1. The guy was not interested.
2. The guy was too thick-headed to understand I was interested.
3. After closer encounter the guy turned out be extremely stupid (no, we women don’t go after looks but after wit, George Clooney just happens to have both).
4. I was too married.
His blog was inspired of an article “Reasons why people had sex”, and here I can come up with some quite idiotic ones. The most embarrassing is probably “Because the guy was driving a Porche”. This was in my young and stupid days, before I became woman. Girls might turn on Porches and gorgeous guys but women turn on funny and intelligent men.

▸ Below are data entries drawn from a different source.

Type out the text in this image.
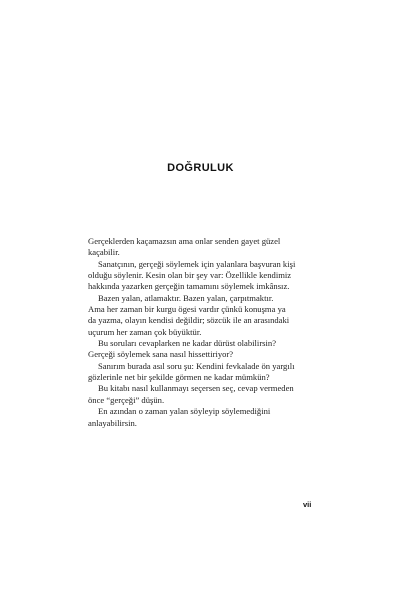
DOĞRULUK
Gerçeklerden kaçamazsın ama onlar senden gayet güzel
kaçabilir.
Sanatçının, gerçeği söylemek için yalanlara başvuran kişi
olduğu söylenir. Kesin olan bir şey var: Özellikle kendimiz
hakkında yazarken gerçeğin tamamını söylemek imkânsız.
Bazen yalan, atlamaktır. Bazen yalan, çarpıtmaktır.
Ama her zaman bir kurgu ögesi vardır çünkü konuşma ya
da yazma, olayın kendisi değildir; sözcük ile an arasındaki
uçurum her zaman çok büyüktür.
Bu soruları cevaplarken ne kadar dürüst olabilirsin?
Gerçeği söylemek sana nasıl hissettiriyor?
Sanırım burada asıl soru şu: Kendini fevkalade ön yargılı
gözlerinle net bir şekilde görmen ne kadar mümkün?
Bu kitabı nasıl kullanmayı seçersen seç, cevap vermeden
önce “gerçeği” düşün.
En azından o zaman yalan söyleyip söylemediğini
anlayabilirsin.
vii
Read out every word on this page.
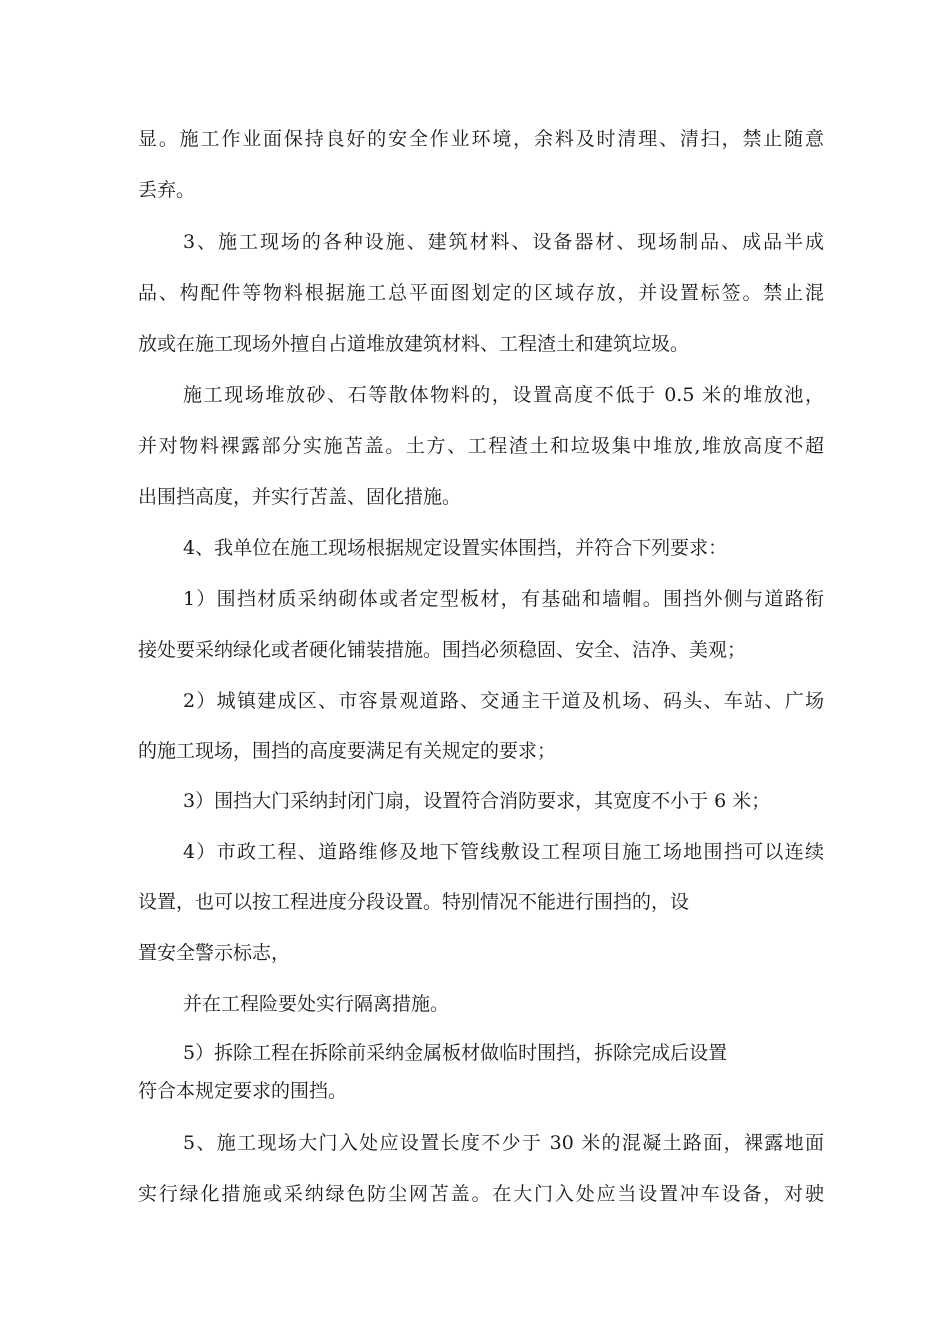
显。施工作业面保持良好的安全作业环境，余料及时清理、清扫，禁止随意
丢弃。
3、施工现场的各种设施、建筑材料、设备器材、现场制品、成品半成
品、构配件等物料根据施工总平面图划定的区域存放，并设置标签。禁止混
放或在施工现场外擅自占道堆放建筑材料、工程渣土和建筑垃圾。
施工现场堆放砂、石等散体物料的，设置高度不低于 0.5 米的堆放池，
并对物料裸露部分实施苫盖。土方、工程渣土和垃圾集中堆放,堆放高度不超
出围挡高度，并实行苫盖、固化措施。
4、我单位在施工现场根据规定设置实体围挡，并符合下列要求：
1）围挡材质采纳砌体或者定型板材，有基础和墙帽。围挡外侧与道路衔
接处要采纳绿化或者硬化铺装措施。围挡必须稳固、安全、洁净、美观；
2）城镇建成区、市容景观道路、交通主干道及机场、码头、车站、广场
的施工现场，围挡的高度要满足有关规定的要求；
3）围挡大门采纳封闭门扇，设置符合消防要求，其宽度不小于 6 米；
4）市政工程、道路维修及地下管线敷设工程项目施工场地围挡可以连续
设置，也可以按工程进度分段设置。特别情况不能进行围挡的，设
置安全警示标志，
并在工程险要处实行隔离措施。
5）拆除工程在拆除前采纳金属板材做临时围挡，拆除完成后设置
符合本规定要求的围挡。
5、施工现场大门入处应设置长度不少于 30 米的混凝土路面，裸露地面
实行绿化措施或采纳绿色防尘网苫盖。在大门入处应当设置冲车设备，对驶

Well, the Porche guy adventure was a one night fun turned into long time collegial misery. I knew very well that one of my colleagues was very interested in the Porche guy, this might even have increased my eager to sleep with him (yes, girls can have that kind of sick tendencies). I didn’t want to tell her though; it was just the thought knowing that, hey, I have slept with the guy you like. But another colleague living just next door to mine couldn’t avoid seeing the Porche parked outside my apartment in the morning and three minutes later everybody at the office knew. The colleague in love with the Porche guy didn’t speak to me ever again.
Years have teached me many things and one experience wiser from the above story I can give this advice to every girl; If you are tired of your colleague’s endless yakety yak, have sex with her boyfriend / husband, and she will never bother talking to you again.